What it does: Teradata provides cyberdefense analytic solutions; prevents fraud, waste and abuse; and improves government/citizen interactions.
Why it’s different: Teradata offers a revenue share model for government agencies lacking the resources to invest in analytic solutions. The company will deploy an entire hardware and software solution for fraud prevention or similar function and finance the system by taking a percentage of revenue recovered by the new technology, according to Bobby Caudill, Teradata’s program director for government.
Reference customer: Caudill said 16 states use Teradata technology, including Michigan, which has been working with Teradata since the mid-1990s. In early 2012, the state estimated it was realizing an ROI of approximately $1 million per day using the company’s analytics technology, he said.
What it does: Unisys offers what it calls “Big Data Analytics as a Service,” providing data scientists and data analytics environments on public and private clouds.

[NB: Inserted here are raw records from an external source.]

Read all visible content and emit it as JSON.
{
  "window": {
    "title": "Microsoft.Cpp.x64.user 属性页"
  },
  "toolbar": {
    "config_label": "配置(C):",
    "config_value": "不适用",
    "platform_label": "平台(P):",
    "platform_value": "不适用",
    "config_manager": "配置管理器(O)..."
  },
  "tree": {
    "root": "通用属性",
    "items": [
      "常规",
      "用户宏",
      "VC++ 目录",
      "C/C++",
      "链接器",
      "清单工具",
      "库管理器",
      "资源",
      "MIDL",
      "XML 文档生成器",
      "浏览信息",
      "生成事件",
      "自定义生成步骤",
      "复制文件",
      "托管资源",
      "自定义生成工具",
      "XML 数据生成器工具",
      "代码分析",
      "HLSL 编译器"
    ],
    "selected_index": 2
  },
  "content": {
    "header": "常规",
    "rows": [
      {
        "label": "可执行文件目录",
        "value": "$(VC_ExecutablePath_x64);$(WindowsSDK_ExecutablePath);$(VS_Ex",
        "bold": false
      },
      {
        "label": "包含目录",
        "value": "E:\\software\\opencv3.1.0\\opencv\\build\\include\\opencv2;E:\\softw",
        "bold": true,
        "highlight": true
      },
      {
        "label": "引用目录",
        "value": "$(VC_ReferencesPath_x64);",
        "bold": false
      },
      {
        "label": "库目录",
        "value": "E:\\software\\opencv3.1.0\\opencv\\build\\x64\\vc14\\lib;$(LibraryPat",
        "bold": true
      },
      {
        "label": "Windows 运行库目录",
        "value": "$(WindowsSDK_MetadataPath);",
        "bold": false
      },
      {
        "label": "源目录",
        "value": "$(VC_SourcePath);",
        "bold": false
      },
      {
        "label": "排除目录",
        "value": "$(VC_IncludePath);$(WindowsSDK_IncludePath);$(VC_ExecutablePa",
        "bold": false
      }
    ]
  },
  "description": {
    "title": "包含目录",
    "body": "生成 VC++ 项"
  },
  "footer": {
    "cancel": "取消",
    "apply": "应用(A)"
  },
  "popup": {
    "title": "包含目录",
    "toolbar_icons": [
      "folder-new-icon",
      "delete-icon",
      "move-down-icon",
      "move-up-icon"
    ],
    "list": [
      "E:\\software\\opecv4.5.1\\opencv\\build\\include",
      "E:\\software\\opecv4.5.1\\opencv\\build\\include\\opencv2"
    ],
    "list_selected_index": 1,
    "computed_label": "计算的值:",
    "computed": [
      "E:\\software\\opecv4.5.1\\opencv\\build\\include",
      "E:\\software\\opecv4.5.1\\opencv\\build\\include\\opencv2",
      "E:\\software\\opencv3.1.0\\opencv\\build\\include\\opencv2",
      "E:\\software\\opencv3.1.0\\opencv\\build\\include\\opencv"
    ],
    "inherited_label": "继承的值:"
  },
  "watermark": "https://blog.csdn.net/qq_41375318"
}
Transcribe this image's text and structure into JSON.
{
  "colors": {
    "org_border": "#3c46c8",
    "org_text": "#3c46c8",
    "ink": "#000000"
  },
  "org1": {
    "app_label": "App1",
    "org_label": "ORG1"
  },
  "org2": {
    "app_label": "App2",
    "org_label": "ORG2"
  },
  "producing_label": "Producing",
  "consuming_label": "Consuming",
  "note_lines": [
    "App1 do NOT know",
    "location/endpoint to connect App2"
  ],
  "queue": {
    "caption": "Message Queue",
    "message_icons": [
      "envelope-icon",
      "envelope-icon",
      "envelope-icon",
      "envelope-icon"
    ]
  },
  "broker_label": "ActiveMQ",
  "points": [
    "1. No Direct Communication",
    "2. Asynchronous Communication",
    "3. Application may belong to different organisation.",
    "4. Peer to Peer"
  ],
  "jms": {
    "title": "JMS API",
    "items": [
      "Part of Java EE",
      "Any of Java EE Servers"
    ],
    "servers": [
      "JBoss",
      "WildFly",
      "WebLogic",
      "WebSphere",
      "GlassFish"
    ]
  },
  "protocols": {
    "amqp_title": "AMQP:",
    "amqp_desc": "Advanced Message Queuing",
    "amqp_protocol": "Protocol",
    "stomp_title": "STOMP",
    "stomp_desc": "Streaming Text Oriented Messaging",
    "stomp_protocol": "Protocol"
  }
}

How it’s different: The company reduces big data complexity by letting agencies outsource both the technology and expertise needed to take advantage of sophisticated analytics, says Rod Fontecilla, vice president of application modernization. Customers send Unisys their data and the company provides business insights and predictive models based on the information.
“People have realized that buying products doesn’t solve your data analytics problems,” Fontecilla said. “And getting a data scientist that really understands how to build predictive models is not easy — they’re very hard to find and train. So the ability to have all that in one place, makes us kind of unique in the marketplace.”